Relationship Between Soil Aggregate Stability and Associated Carbon and Nitrogen Changes Under Different Ecological Construction Measures in the Karst Region of Southwest China

As the fundamental unit of soil structure, soil aggregates play a crucial role in enhancing soil carbon and nitrogen storage, thereby supporting soil fertility and overall health, particularly in fragile karst regions. This study aims to quantify the effects of various ecological construction measures on soil aggregate stability, including focusing on geometric mean diameter (GMD), mean weight diameter (MWD), and K values, as well as aggregate-related organic carbon (SOC) and total nitrogen (TN), soil mechanical composition, and aggregate content.
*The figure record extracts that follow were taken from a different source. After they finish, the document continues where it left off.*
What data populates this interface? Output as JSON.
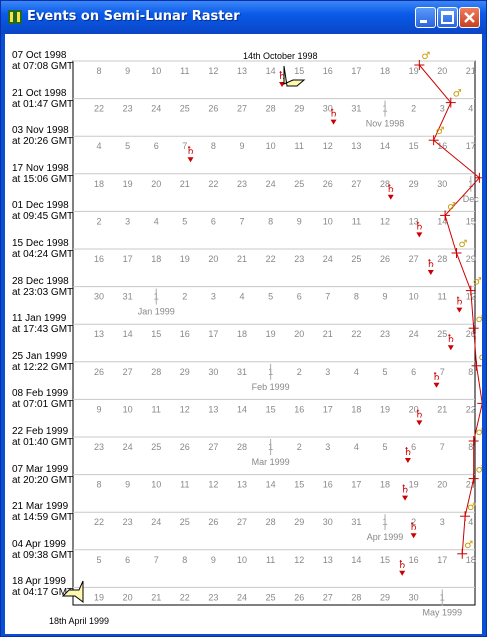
{
  "window": {
    "title": "Events on Semi-Lunar Raster"
  },
  "raster": {
    "rows": [
      {
        "date": "07 Oct  1998",
        "time": "at 07:08 GMT",
        "ticks": [
          {
            "t": "8"
          },
          {
            "t": "9"
          },
          {
            "t": "10"
          },
          {
            "t": "11"
          },
          {
            "t": "12"
          },
          {
            "t": "13"
          },
          {
            "t": "14"
          },
          {
            "t": "15"
          },
          {
            "t": "16"
          },
          {
            "t": "17"
          },
          {
            "t": "18"
          },
          {
            "t": "19"
          },
          {
            "t": "20"
          },
          {
            "t": "21"
          }
        ]
      },
      {
        "date": "21 Oct  1998",
        "time": "at 01:47 GMT",
        "ticks": [
          {
            "t": "22"
          },
          {
            "t": "23"
          },
          {
            "t": "24"
          },
          {
            "t": "25"
          },
          {
            "t": "26"
          },
          {
            "t": "27"
          },
          {
            "t": "28"
          },
          {
            "t": "29"
          },
          {
            "t": "30"
          },
          {
            "t": "31"
          },
          {
            "t": "1",
            "m": "Nov  1998"
          },
          {
            "t": "2"
          },
          {
            "t": "3"
          },
          {
            "t": "4"
          }
        ]
      },
      {
        "date": "03 Nov  1998",
        "time": "at 20:26 GMT",
        "ticks": [
          {
            "t": "4"
          },
          {
            "t": "5"
          },
          {
            "t": "6"
          },
          {
            "t": "7"
          },
          {
            "t": "8"
          },
          {
            "t": "9"
          },
          {
            "t": "10"
          },
          {
            "t": "11"
          },
          {
            "t": "12"
          },
          {
            "t": "13"
          },
          {
            "t": "14"
          },
          {
            "t": "15"
          },
          {
            "t": "16"
          },
          {
            "t": "17"
          }
        ]
      },
      {
        "date": "17 Nov  1998",
        "time": "at 15:06 GMT",
        "ticks": [
          {
            "t": "18"
          },
          {
            "t": "19"
          },
          {
            "t": "20"
          },
          {
            "t": "21"
          },
          {
            "t": "22"
          },
          {
            "t": "23"
          },
          {
            "t": "24"
          },
          {
            "t": "25"
          },
          {
            "t": "26"
          },
          {
            "t": "27"
          },
          {
            "t": "28"
          },
          {
            "t": "29"
          },
          {
            "t": "30"
          },
          {
            "t": "1",
            "m": "Dec"
          }
        ]
      },
      {
        "date": "01 Dec  1998",
        "time": "at 09:45 GMT",
        "ticks": [
          {
            "t": "2"
          },
          {
            "t": "3"
          },
          {
            "t": "4"
          },
          {
            "t": "5"
          },
          {
            "t": "6"
          },
          {
            "t": "7"
          },
          {
            "t": "8"
          },
          {
            "t": "9"
          },
          {
            "t": "10"
          },
          {
            "t": "11"
          },
          {
            "t": "12"
          },
          {
            "t": "13"
          },
          {
            "t": "14"
          },
          {
            "t": "15"
          }
        ]
      },
      {
        "date": "15 Dec  1998",
        "time": "at 04:24 GMT",
        "ticks": [
          {
            "t": "16"
          },
          {
            "t": "17"
          },
          {
            "t": "18"
          },
          {
            "t": "19"
          },
          {
            "t": "20"
          },
          {
            "t": "21"
          },
          {
            "t": "22"
          },
          {
            "t": "23"
          },
          {
            "t": "24"
          },
          {
            "t": "25"
          },
          {
            "t": "26"
          },
          {
            "t": "27"
          },
          {
            "t": "28"
          },
          {
            "t": "29"
          }
        ]
      },
      {
        "date": "28 Dec  1998",
        "time": "at 23:03 GMT",
        "ticks": [
          {
            "t": "30"
          },
          {
            "t": "31"
          },
          {
            "t": "1",
            "m": "Jan  1999"
          },
          {
            "t": "2"
          },
          {
            "t": "3"
          },
          {
            "t": "4"
          },
          {
            "t": "5"
          },
          {
            "t": "6"
          },
          {
            "t": "7"
          },
          {
            "t": "8"
          },
          {
            "t": "9"
          },
          {
            "t": "10"
          },
          {
            "t": "11"
          },
          {
            "t": "12"
          }
        ]
      },
      {
        "date": "11 Jan  1999",
        "time": "at 17:43 GMT",
        "ticks": [
          {
            "t": "13"
          },
          {
            "t": "14"
          },
          {
            "t": "15"
          },
          {
            "t": "16"
          },
          {
            "t": "17"
          },
          {
            "t": "18"
          },
          {
            "t": "19"
          },
          {
            "t": "20"
          },
          {
            "t": "21"
          },
          {
            "t": "22"
          },
          {
            "t": "23"
          },
          {
            "t": "24"
          },
          {
            "t": "25"
          },
          {
            "t": "26"
          }
        ]
      },
      {
        "date": "25 Jan  1999",
        "time": "at 12:22 GMT",
        "ticks": [
          {
            "t": "26"
          },
          {
            "t": "27"
          },
          {
            "t": "28"
          },
          {
            "t": "29"
          },
          {
            "t": "30"
          },
          {
            "t": "31"
          },
          {
            "t": "1",
            "m": "Feb  1999"
          },
          {
            "t": "2"
          },
          {
            "t": "3"
          },
          {
            "t": "4"
          },
          {
            "t": "5"
          },
          {
            "t": "6"
          },
          {
            "t": "7"
          },
          {
            "t": "8"
          }
        ]
      },
      {
        "date": "08 Feb  1999",
        "time": "at 07:01 GMT",
        "ticks": [
          {
            "t": "9"
          },
          {
            "t": "10"
          },
          {
            "t": "11"
          },
          {
            "t": "12"
          },
          {
            "t": "13"
          },
          {
            "t": "14"
          },
          {
            "t": "15"
          },
          {
            "t": "16"
          },
          {
            "t": "17"
          },
          {
            "t": "18"
          },
          {
            "t": "19"
          },
          {
            "t": "20"
          },
          {
            "t": "21"
          },
          {
            "t": "22"
          }
        ]
      },
      {
        "date": "22 Feb  1999",
        "time": "at 01:40 GMT",
        "ticks": [
          {
            "t": "23"
          },
          {
            "t": "24"
          },
          {
            "t": "25"
          },
          {
            "t": "26"
          },
          {
            "t": "27"
          },
          {
            "t": "28"
          },
          {
            "t": "1",
            "m": "Mar  1999"
          },
          {
            "t": "2"
          },
          {
            "t": "3"
          },
          {
            "t": "4"
          },
          {
            "t": "5"
          },
          {
            "t": "6"
          },
          {
            "t": "7"
          },
          {
            "t": "8"
          }
        ]
      },
      {
        "date": "07 Mar  1999",
        "time": "at 20:20 GMT",
        "ticks": [
          {
            "t": "8"
          },
          {
            "t": "9"
          },
          {
            "t": "10"
          },
          {
            "t": "11"
          },
          {
            "t": "12"
          },
          {
            "t": "13"
          },
          {
            "t": "14"
          },
          {
            "t": "15"
          },
          {
            "t": "16"
          },
          {
            "t": "17"
          },
          {
            "t": "18"
          },
          {
            "t": "19"
          },
          {
            "t": "20"
          },
          {
            "t": "21"
          }
        ]
      },
      {
        "date": "21 Mar  1999",
        "time": "at 14:59 GMT",
        "ticks": [
          {
            "t": "22"
          },
          {
            "t": "23"
          },
          {
            "t": "24"
          },
          {
            "t": "25"
          },
          {
            "t": "26"
          },
          {
            "t": "27"
          },
          {
            "t": "28"
          },
          {
            "t": "29"
          },
          {
            "t": "30"
          },
          {
            "t": "31"
          },
          {
            "t": "1",
            "m": "Apr  1999"
          },
          {
            "t": "2"
          },
          {
            "t": "3"
          },
          {
            "t": "4"
          }
        ]
      },
      {
        "date": "04 Apr  1999",
        "time": "at 09:38 GMT",
        "ticks": [
          {
            "t": "5"
          },
          {
            "t": "6"
          },
          {
            "t": "7"
          },
          {
            "t": "8"
          },
          {
            "t": "9"
          },
          {
            "t": "10"
          },
          {
            "t": "11"
          },
          {
            "t": "12"
          },
          {
            "t": "13"
          },
          {
            "t": "14"
          },
          {
            "t": "15"
          },
          {
            "t": "16"
          },
          {
            "t": "17"
          },
          {
            "t": "18"
          }
        ]
      },
      {
        "date": "18 Apr  1999",
        "time": "at 04:17 GMT",
        "ticks": [
          {
            "t": "19"
          },
          {
            "t": "20"
          },
          {
            "t": "21"
          },
          {
            "t": "22"
          },
          {
            "t": "23"
          },
          {
            "t": "24"
          },
          {
            "t": "25"
          },
          {
            "t": "26"
          },
          {
            "t": "27"
          },
          {
            "t": "28"
          },
          {
            "t": "29"
          },
          {
            "t": "30"
          },
          {
            "t": "1",
            "m": "May  1999"
          },
          {
            "t": ""
          }
        ]
      }
    ],
    "start_marker_label": "14th October 1998",
    "end_marker_label": "18th April 1999"
  },
  "series": {
    "red_color": "#cc0000",
    "blue_color": "#4a5ed8",
    "red_track": [
      16.5,
      17.6,
      17.0,
      18.6,
      17.4,
      17.8,
      18.3,
      18.4,
      18.5,
      18.7,
      18.4,
      18.4,
      18.1,
      18.0
    ],
    "blue_track": [
      19.8,
      20.0,
      19.7,
      19.2,
      19.1,
      18.8,
      19.2,
      18.2,
      18.1,
      18.6,
      18.6,
      19.0,
      19.2,
      19.0
    ]
  }
}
The ecological construction measures examined include plantation forests (Y7th–rgl), restored forests (Y6th–zr), fruit forests (Y6th–jgl), and contour reverse slope terraces (Y1th–crt). Compared to sloping farmland, contour reverse slope terraces, with their distinctive priority induction function, significantly increased the content of medium-fine particle aggregates, greater than 87%. Among the ecological construction measures, plantation forests exhibited the highest aggregate stability, with an average increase ranging from 8% to 157%. Notably, microaggregates, regardless of size, possessed the highest carbon and nitrogen contents, contributing significantly to soil carbon and nitrogen pools. Furthermore, both plantation and contour reverse slope terrace treatments demonstrated an equal contribution of carbon and nitrogen across all aggregate sizes. The partial least squares path modeling (PLS-PM) analysis indicates that land use type and the content of carbon and nitrogen pools are the primary factors influencing soil aggregate stability. These findings suggest that plantations are particularly effective in enhancing soil and water conservation in fragile karst areas, while the contour reverse slope terrace method shows potential for stabilizing soil structure over extended time scales due to its unique “preferential entrainment” function.